Enfin, l’action de grâce : dire merci. Ce sont deux syllabes mais qui ont du poids. Dire merci à Dieu pour ce qu’il est d’abord, parce que Dieu est Dieu, il nous a créés par amour ; le fait d’être, est supérieur au fait de ne pas être. Cela peut paraitre un peu théorique et philosophique mais c’est une réalité profonde, anthropologique : la réalité et l’être est plus beau que ce qui n’existe pas et pour cause…
Oui, remercier Dieu pour ce qu’il est en lui-même : l’amour, et ce qu’il est pour moi. Le remercier pour ce qu’il fait pour l’humanité, l’univers ; pour ce qu’il a fait et ce qu’il fera, nous en avons la certitude ; être rempli de gratitude envers Dieu. St Bernard, un moine, notre père dans la vie monastique, écrivait : « L’ingratitude est le péché le plus grave ! ».
Oui, être rempli de gratitude envers Dieu, et envers les personnes, qui comme Élysée, comme la jeune fille prisonnière, comme les serviteurs de Naaman, comme l’apôtre Paul, comme toutes les personnes qui tout au long de notre vie nous ont aidés à avancer, à recevoir la grâce divine ; qui nous ont aidés à structurer notre foi, non pas en théorie mais en pratique ; qui nous ont aidés à avancer dans le pèlerinage de la foi ; savoir dire merci, ou prier pour elles si on ne les voit plus, oui ! Rendre grâce à Dieu, dire merci à Dieu, dire merci aux autres.

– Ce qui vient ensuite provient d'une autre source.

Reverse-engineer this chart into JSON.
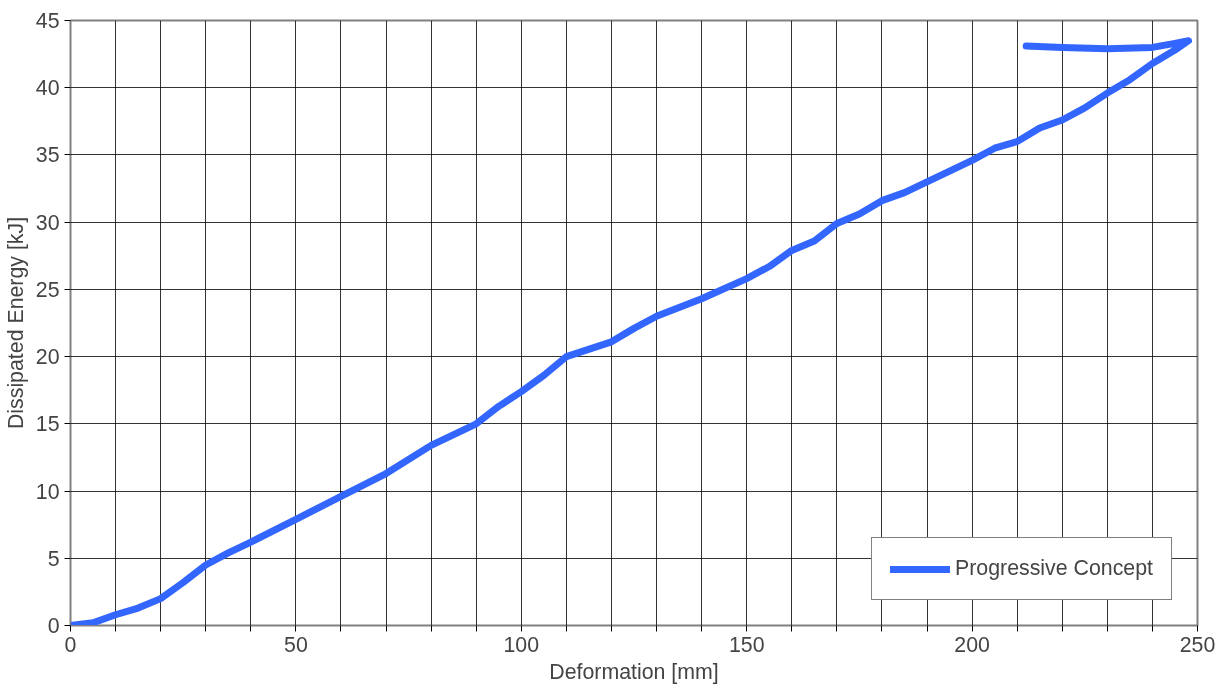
{
  "chart_data": {
    "type": "line",
    "xlabel": "Deformation [mm]",
    "ylabel": "Dissipated Energy [kJ]",
    "xlim": [
      0,
      250
    ],
    "ylim": [
      0,
      45
    ],
    "xticks": [
      0,
      {
        "value": 10,
        "label": null
      },
      {
        "value": 20,
        "label": null
      },
      {
        "value": 30,
        "label": null
      },
      {
        "value": 40,
        "label": null
      },
      50,
      {
        "value": 60,
        "label": null
      },
      {
        "value": 70,
        "label": null
      },
      {
        "value": 80,
        "label": null
      },
      {
        "value": 90,
        "label": null
      },
      100,
      {
        "value": 110,
        "label": null
      },
      {
        "value": 120,
        "label": null
      },
      {
        "value": 130,
        "label": null
      },
      {
        "value": 140,
        "label": null
      },
      150,
      {
        "value": 160,
        "label": null
      },
      {
        "value": 170,
        "label": null
      },
      {
        "value": 180,
        "label": null
      },
      {
        "value": 190,
        "label": null
      },
      200,
      {
        "value": 210,
        "label": null
      },
      {
        "value": 220,
        "label": null
      },
      {
        "value": 230,
        "label": null
      },
      {
        "value": 240,
        "label": null
      },
      250
    ],
    "yticks": [
      0,
      5,
      10,
      15,
      20,
      25,
      30,
      35,
      40,
      45
    ],
    "grid": true,
    "legend": "bottom right",
    "marker": "none",
    "line_style": "solid",
    "series": [
      {
        "name": "Progressive Concept",
        "color": "#3366ff",
        "x": [
          0,
          5,
          10,
          15,
          20,
          25,
          30,
          35,
          40,
          50,
          60,
          70,
          80,
          90,
          95,
          100,
          105,
          110,
          120,
          125,
          130,
          140,
          150,
          155,
          160,
          165,
          170,
          175,
          180,
          185,
          190,
          195,
          200,
          205,
          210,
          215,
          220,
          225,
          230,
          235,
          240,
          245,
          248,
          245,
          240,
          230,
          220,
          212
        ],
        "values": [
          0,
          0.2,
          0.8,
          1.3,
          2,
          3.2,
          4.5,
          5.4,
          6.2,
          7.9,
          9.6,
          11.3,
          13.4,
          15,
          16.3,
          17.4,
          18.6,
          20,
          21.1,
          22.1,
          23,
          24.3,
          25.8,
          26.7,
          27.9,
          28.6,
          29.9,
          30.6,
          31.6,
          32.2,
          33,
          33.8,
          34.6,
          35.5,
          36,
          37,
          37.6,
          38.5,
          39.6,
          40.6,
          41.8,
          42.8,
          43.5,
          43.3,
          43,
          42.9,
          43,
          43.1
        ]
      }
    ]
  }
}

Frères et sœurs, peut-être pourrions-nous, c’est une proposition, durant cette semaine, prendre l’orientation dans nos journées, dès le matin, dès le lever, vous savez : dès la première pensée, dès qu’on sort du sommeil… de faire un acte de foi en Dieu très simple. De le remercier pour ce qu’il nous donne, pour la vie ; commencer par quelque chose de constructif plutôt qu’être accablé par le sommeil, on a mal dormi, ou les soucis, etc… commencer par nous tourner vers Dieu, dès le matin… notre première pensée en conscience. Et de nous ouvrir à cet amour de Dieu pour le jour qui vient, de lui dire merci, et de commencer nos journées par l’action de grâce et d’y demeurer.